When Zion National Park was threatened by car exhaust, community input played a big role in deciding to implement shuttle buses. Image: An Errant Knight, Creative Commons

That tweet was selected because it contains the term “St Lawrence River”, and the words “clean” and “bike” are key terms for the ecology and recreation categories respectively.

Social media data mining could be a game-changer for state and national parks when officials can see how the public reacts to policy changes, Tyner said. “It’s really exciting to see the response to these events real-time.”

One event that stood out in online discussions came from an ongoing predator-prey study at Isle Royale National Park. As details came out surrounding the study in April, it sparked debate on whether wolves should be reintroduced into the park. Ecology was the most tweeted-about feature for Isle Royale. That’s unlike all other Great Lakes National Park Service locations where recreation terms were tweeted most.

Community input on environmental decisions is mostly collected through phone or mail-in surveys, Tyner said. Doing surveys well costs a lot of time and money. And people outside of the survey’s range or those who choose not to respond can’t be accounted for.

Twitter data mining is cheaper and dramatically expands the sample size. It can be especially helpful in passing legislation, Tyner said. “It’s important to know you have community support.”

But there are downsides to using Twitter to collect community input, Tyner said.

Boating accidents in the Detroit River and a cliff collapse at Pictured Rocks were unexpected topics of discussion surrounding Great Lakes Areas of Concern on Twitter in 2019. Image: Emily Tyner

People with strong opinions tend to hold a large presence on Twitter. This can have benefits, Tyner said. “You’re capturing the most enthusiastic people. … It’s fine, it’s people’s emotion.”

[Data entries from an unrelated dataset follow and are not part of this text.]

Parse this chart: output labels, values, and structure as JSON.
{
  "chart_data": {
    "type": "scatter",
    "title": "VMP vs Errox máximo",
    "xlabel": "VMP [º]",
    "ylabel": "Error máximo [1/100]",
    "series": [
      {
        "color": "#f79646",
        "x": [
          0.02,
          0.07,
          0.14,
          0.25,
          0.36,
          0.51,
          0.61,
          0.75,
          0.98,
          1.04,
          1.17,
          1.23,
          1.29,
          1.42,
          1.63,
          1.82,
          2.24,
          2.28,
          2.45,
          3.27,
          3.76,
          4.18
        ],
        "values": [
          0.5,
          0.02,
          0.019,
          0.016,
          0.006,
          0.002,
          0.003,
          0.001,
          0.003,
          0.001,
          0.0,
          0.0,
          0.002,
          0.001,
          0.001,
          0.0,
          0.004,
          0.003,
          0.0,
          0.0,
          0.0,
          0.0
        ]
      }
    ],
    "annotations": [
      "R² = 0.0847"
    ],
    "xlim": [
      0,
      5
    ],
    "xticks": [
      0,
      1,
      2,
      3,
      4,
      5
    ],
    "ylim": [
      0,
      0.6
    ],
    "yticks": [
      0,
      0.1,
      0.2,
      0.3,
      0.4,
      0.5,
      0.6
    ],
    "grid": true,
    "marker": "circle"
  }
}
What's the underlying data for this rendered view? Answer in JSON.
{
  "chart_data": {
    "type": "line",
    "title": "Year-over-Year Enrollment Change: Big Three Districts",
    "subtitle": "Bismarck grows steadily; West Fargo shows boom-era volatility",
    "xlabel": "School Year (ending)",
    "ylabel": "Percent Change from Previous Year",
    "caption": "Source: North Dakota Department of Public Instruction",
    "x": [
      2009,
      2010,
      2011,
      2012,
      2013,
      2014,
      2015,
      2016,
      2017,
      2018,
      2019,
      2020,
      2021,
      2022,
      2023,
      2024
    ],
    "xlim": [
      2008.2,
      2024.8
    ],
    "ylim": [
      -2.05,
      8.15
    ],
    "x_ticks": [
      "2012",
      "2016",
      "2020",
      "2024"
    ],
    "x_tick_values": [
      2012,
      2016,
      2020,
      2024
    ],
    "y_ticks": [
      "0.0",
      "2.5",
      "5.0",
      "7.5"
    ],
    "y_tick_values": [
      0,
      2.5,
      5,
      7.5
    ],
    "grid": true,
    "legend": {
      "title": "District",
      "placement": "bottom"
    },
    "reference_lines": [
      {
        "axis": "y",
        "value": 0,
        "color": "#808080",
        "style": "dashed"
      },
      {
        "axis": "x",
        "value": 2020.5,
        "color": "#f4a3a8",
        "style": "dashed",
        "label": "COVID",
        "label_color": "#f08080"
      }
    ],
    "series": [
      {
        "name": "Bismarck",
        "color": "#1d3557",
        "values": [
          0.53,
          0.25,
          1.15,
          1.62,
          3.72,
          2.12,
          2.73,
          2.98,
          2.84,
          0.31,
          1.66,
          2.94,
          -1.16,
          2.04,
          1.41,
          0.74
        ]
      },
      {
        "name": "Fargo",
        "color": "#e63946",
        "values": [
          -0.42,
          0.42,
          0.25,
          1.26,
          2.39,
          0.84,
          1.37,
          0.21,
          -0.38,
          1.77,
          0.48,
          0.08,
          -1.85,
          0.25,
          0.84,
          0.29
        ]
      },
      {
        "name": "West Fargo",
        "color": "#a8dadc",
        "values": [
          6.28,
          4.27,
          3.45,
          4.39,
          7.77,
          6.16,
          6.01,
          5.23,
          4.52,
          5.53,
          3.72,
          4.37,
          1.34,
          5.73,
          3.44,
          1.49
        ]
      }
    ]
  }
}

While Twitter has a greater reach than traditional surveys, it still doesn’t represent the entire region’s population, Tyner said. Combining data from social media with surveys would give researchers the benefits of both methods.

“We need to ask ourselves, ‘Who isn’t represented?’,” said Elizabeth Perry, assistant professor of Protected Areas & Natural Resources Recreation Management at Michigan State University. When surveys are only given to park visitors, people who had barriers to access or didn’t know about the survey don’t hear about it.

Community input is important when parks are making difficult decisions, Perry said. “We find ourselves in circumstances where we need to pick options that will both be approved by the public and be in the park’s best interest.”

Perry is working on a climate action plan with the Huron Metroparks system in Michigan. The plan will be shaped by feedback from members and visitors, collected from both surveys and social media.

It’s a new way of expressing an old value: “Meaningfully including people in these [decision-making] areas is an expression of our democratic ideals,” Perry said.